ISH = Isolated Systolic Hypertension


PPH = Pulse Pressure Hypertension

A.2 PREVALENSI HIPERTENSI


Prevalensi hipertensi tergantung pada komponen ras dan kriteria yang
digunakan untuk menentukan dipertensi. Pada populasi berkulit putih dalam
Framingham Study hampir 1/5 populasi memiliki tekanna darah lebih tinggi dari
160/95 mmHg, dan hampir 1/2 populasi memiliki tekanan darah lebih dari 140/90
mmHg. Prevalensi lebih tinggi telah ditemukan pada populasi non berkulit putih.
Peningkatan terjadinya hipertensi hampir 2/3 populasi yang berusia lebih dari 50
tahun. Subtype hipertensi juga dipengaruhi oleh usia.
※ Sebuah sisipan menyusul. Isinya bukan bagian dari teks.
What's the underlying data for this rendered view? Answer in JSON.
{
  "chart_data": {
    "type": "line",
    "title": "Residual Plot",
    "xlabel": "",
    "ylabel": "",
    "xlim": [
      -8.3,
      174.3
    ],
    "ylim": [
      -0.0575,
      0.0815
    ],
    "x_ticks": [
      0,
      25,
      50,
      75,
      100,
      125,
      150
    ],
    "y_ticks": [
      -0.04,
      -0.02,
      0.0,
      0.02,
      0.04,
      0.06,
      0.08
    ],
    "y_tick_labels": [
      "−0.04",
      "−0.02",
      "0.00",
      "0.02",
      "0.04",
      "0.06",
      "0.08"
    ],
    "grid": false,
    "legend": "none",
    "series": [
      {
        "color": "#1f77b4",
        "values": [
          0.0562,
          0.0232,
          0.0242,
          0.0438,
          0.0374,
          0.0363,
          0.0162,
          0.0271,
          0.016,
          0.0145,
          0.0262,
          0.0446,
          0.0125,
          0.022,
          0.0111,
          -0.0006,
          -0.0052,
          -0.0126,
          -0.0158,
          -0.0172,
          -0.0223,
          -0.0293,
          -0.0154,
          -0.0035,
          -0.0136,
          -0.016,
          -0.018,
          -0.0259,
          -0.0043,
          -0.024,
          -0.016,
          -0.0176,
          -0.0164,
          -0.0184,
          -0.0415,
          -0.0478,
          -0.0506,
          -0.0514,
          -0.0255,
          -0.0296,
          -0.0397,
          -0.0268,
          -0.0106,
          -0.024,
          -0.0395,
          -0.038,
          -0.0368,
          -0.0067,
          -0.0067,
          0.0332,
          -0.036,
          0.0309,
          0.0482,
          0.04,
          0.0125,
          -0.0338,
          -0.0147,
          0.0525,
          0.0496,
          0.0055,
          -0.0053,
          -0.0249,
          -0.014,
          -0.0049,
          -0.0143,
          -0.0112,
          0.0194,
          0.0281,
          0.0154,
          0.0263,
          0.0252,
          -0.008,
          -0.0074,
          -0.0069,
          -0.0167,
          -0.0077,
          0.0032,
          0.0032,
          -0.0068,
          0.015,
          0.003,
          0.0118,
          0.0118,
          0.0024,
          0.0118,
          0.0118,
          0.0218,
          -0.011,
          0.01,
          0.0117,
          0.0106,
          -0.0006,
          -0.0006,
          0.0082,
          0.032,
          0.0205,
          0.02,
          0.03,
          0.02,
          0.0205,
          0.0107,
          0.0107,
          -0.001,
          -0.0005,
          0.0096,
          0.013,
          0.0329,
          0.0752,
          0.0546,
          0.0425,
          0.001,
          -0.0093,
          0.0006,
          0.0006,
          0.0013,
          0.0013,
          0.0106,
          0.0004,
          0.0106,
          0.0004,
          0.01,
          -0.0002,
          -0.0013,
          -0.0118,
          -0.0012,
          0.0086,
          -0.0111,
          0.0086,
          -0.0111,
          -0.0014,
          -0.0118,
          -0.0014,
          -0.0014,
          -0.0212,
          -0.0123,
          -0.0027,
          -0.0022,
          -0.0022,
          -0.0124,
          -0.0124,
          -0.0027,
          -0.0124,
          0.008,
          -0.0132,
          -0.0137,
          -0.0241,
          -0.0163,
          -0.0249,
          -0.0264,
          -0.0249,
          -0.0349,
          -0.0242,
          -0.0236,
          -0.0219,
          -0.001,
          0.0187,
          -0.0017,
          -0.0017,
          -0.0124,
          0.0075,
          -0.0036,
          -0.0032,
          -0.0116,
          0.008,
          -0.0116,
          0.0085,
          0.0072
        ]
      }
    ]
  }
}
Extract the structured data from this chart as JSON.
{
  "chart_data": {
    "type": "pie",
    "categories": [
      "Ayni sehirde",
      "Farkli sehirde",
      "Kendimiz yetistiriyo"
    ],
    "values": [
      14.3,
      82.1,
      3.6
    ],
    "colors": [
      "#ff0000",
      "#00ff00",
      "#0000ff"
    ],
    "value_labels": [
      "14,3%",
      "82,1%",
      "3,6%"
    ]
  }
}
Individu yang lebih muda
menderita hipertensi diastolik dan kombinasi dari hipertensi sistolik dan diastolik
yang mana usia lebih tua cenderung hipertensi sistolik. Saat ini, sekitar 70 juta
orang Amerika menderita hipertensi.
Tabel 2.1 . Klasifikasi Hipertensi
Hipertensi sistolik dan diastolic
 Esensial
 Renal
 Endokrin
 Neurogenic
 dll
Hipertensi sistolik dengan tekanan denyut luas
 Peningkatan Cardiac Output
 Kekakuan aorta

A.3. KLASIFIKASI UMUM

Hipertensi diklasifikasikan berdasarkan subtipe hipertensi yaitu sistolik,


diastolic dan tekanan denyut. Secara sejarah hanya hipertensi diastolic,
hipertensi esensial yang telah dikenal tetapi saat ini terdapat penambahan yaitu
Isolated Systolic Hypertension (ISH). ISH biasanya terdapat pada individu
yang berusia lebih dari 60 tahun. Pada faktanya, 70% pasien hipertensi
memiliki ISH dan sekitar setengahnya memiliki tekanan denyut luas atau Pulse
Pressure Hypertension (PPH).

Etiologi hipertensi
 Hipertensi Esensial : etiologi tidak diketahui
 Renal : glumerulonefritis akut dan kronik, pielonefritis kronik,
polycystic kidney, nefropatik diabetic, hidronefrosis, stenosis
renovascular, retensi natrium primer.
 Endokrin : adrenal – Cushing Syndrome, hyperplasia adrenal
kongenital, Kontrasepsi oral, akromegali, hipotiroid
 Neurogenic : psikogenic, Guillain Barre Syndrome, peningkatan
tekanan intracranial
 Dan lain- lain : peningkatan tekanan intravascular, hipertensi dalam
kehamilan,
 hiperkalsemia, penggunaan obat dan alkohol.

A.4 MANIFESTASI KLINIS


 “Vasokonstriksi” hipertensi pada pasien hipertensi renovascular
kronik di cirikan oleh hipertensi diastolic dan tahanan vaskuler
sistemik (SVR) dengan cardiac output yang normal atau bahkan
berkurang dan denyut jantung.
 “hiperdinamik” hipertensi pada pasien pasca operatif, dicirikan oleh
hipertensi sistolik akut, pelebaran tekanan denyut, dan peningkatan
cardiac output, denyut jantung atau tahanan vaskuler sistemik.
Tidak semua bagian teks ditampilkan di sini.